Hosseini Seyed Vahid, Hosseini Seyed Ali, Al-Hurry Ahmed Mohammed Ali Hussein, Khazraei Hajar, Ganji Fatemeh, Sadeghi Fatemeh
Colorectal Research Center, Shiraz University of Medical Sciences, Shiraz, Iran.
Department of Surgery, Najaf University of Medical Sciences, Kerbala, Iraq.
Iran J Med Sci. 2017 May;42(3):251-257.
In recent years, laparoscopic sleeve gastrectomy (LSG) has become more acceptable for obese patients. Single-port sleeve gastrectomy (SPSG) is more popular since each abdominal incision carries the risk of bleeding, hernia, and internal organ injury as well as exponentially affecting cosmesis. This cross-sectional study aimed at comparing multi-port sleeve gastrectomy (MPSG) and SPSG in terms of their early results and complications.
Out of129 obese patients candidated for LSG, 102 patients were assigned to 2 groups of SPSG and MPSG. Complications and demographic data such as body mass index (BMI), age, gender, operation time, and hospital stay were measured. All surgeries were carried out between2013 and 2015 in Shiraz, Iran. Data analysis was performed using SPSS, version 16 for Windows (SPSS Inc., Chicago, IL). The continuous and categorical variables were compared using the Student -test and the Chi-square test or the Fisher exact test, respectively.

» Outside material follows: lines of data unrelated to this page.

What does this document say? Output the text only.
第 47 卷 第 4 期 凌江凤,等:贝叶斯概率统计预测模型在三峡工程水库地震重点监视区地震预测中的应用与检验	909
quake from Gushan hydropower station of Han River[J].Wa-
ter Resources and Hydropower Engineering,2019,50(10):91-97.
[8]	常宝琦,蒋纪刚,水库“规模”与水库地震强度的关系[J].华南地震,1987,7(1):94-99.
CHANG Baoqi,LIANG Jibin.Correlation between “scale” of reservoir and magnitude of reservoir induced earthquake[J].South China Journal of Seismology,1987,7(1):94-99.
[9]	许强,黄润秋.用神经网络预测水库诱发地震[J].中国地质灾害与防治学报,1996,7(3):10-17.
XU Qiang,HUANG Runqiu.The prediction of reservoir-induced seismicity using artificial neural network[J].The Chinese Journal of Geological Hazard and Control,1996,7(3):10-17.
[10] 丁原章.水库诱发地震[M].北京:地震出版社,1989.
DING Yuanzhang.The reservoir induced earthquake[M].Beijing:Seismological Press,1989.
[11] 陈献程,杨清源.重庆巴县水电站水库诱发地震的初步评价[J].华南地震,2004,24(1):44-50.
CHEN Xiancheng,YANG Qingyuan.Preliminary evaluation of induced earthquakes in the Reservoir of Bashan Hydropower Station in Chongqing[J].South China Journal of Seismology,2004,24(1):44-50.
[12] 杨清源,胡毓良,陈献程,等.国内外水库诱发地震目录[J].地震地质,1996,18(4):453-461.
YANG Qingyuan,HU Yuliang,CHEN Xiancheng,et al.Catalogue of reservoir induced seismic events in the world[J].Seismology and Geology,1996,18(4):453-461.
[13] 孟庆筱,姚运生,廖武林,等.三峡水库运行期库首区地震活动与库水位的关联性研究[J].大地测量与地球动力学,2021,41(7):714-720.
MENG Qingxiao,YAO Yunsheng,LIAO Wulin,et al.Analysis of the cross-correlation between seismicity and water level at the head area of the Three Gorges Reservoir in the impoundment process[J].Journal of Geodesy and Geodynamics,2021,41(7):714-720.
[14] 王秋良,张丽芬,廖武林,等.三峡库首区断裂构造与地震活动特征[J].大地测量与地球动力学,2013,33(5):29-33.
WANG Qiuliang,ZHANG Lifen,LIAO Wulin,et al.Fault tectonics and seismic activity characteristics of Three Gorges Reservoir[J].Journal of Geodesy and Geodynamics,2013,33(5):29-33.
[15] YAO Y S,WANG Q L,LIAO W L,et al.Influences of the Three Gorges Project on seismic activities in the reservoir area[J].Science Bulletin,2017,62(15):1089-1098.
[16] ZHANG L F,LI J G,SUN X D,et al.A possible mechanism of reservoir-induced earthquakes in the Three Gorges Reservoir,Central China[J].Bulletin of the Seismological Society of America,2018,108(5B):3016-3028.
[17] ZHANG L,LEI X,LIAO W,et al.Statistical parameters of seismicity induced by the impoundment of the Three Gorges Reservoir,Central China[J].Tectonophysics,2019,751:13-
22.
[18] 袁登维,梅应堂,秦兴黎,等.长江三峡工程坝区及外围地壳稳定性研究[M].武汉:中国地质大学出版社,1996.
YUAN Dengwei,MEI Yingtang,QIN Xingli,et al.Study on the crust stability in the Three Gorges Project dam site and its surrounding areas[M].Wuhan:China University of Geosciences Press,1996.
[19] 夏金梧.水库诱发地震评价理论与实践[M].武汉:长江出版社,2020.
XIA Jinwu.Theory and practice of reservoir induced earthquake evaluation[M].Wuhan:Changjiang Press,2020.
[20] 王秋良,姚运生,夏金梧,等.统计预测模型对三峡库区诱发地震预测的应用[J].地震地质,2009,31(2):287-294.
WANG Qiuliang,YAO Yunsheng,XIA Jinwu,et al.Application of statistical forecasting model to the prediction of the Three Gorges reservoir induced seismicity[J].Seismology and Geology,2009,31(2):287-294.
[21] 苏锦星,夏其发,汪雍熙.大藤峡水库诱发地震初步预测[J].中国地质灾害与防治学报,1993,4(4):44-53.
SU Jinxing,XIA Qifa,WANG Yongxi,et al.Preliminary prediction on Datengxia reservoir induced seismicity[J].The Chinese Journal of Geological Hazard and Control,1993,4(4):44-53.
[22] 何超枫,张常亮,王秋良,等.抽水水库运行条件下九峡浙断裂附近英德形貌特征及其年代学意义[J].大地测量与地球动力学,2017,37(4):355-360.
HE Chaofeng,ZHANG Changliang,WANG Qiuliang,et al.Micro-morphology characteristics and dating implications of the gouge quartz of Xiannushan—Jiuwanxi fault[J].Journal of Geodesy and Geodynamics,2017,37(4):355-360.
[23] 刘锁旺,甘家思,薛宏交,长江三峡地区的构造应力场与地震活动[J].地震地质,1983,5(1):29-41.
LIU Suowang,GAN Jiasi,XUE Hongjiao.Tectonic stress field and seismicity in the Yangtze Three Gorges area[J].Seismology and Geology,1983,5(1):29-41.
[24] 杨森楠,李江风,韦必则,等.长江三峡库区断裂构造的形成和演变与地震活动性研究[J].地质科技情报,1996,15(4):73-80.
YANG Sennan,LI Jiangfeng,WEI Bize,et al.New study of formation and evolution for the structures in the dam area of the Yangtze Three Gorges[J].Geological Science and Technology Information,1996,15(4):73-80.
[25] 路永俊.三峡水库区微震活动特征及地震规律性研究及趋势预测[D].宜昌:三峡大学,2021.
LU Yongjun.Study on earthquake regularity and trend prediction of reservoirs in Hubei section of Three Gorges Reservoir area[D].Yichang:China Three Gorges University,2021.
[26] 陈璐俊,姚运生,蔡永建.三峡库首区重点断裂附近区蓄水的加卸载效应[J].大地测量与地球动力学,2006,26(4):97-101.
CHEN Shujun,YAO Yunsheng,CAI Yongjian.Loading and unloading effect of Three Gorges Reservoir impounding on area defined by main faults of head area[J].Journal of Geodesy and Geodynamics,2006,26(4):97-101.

The patients' data from both groups were similar in terms of age, intraoperative and postoperative bleeding volume, and length of hospital stay. Mean BMI was 42.8±0.7 in the SPSG group and 45.3±1.2 in the MPSG group. Duration of surgery was significantly lower in the SPSG group (P<0.001). Only 1 patient from the SPSG group and 5 patients from the MPSG group had bleeding as an early complication.
The differences in each complication between the groups were not statistically significant. SPSG seems to be safe and is the same as MPSG in terms of major postoperative complications.
IRCT201512229936N12 The abstract was presented in the 4 International Congress of Minimally Invasive Surgery, Iran, as a poster and published in as a supplement (May 2015; Vol. 40, No. 3).
近年来,腹腔镜袖状胃切除术(LSG)已为肥胖患者所更广泛接受。单孔袖状胃切除术(SPSG)更受欢迎,因为每个腹部切口都有出血、疝气和内脏损伤的风险,并且对美观有极大影响。本横断面研究旨在比较多端口袖状胃切除术(MPSG)和SPSG的早期结果及并发症。
在129例符合LSG条件的肥胖患者中,102例患者被分为SPSG和MPSG两组。测量并发症及人口统计学数据,如体重指数(BMI)、年龄、性别、手术时间和住院时间。所有手术于2013年至2015年在伊朗设拉子进行。使用适用于Windows的SPSS 16版软件(SPSS公司,伊利诺伊州芝加哥)进行数据分析。连续变量和分类变量分别使用Student检验和卡方检验或Fisher精确检验进行比较。
两组患者在年龄、术中及术后出血量和住院时间方面的数据相似。SPSG组的平均BMI为42.8±0.7,MPSG组为45.3±1.2。SPSG组的手术时间明显更短(P<0.001)。SPSG组仅有1例患者、MPSG组有5例患者出现出血这一早期并发症。
两组间每种并发症的差异无统计学意义。SPSG似乎是安全的,在主要术后并发症方面与MPSG相同。
IRCT201512229936N12 该摘要在伊朗第四届微创外科学国际大会上以海报形式展示,并于2015年5月作为增刊发表(第40卷,第3期)。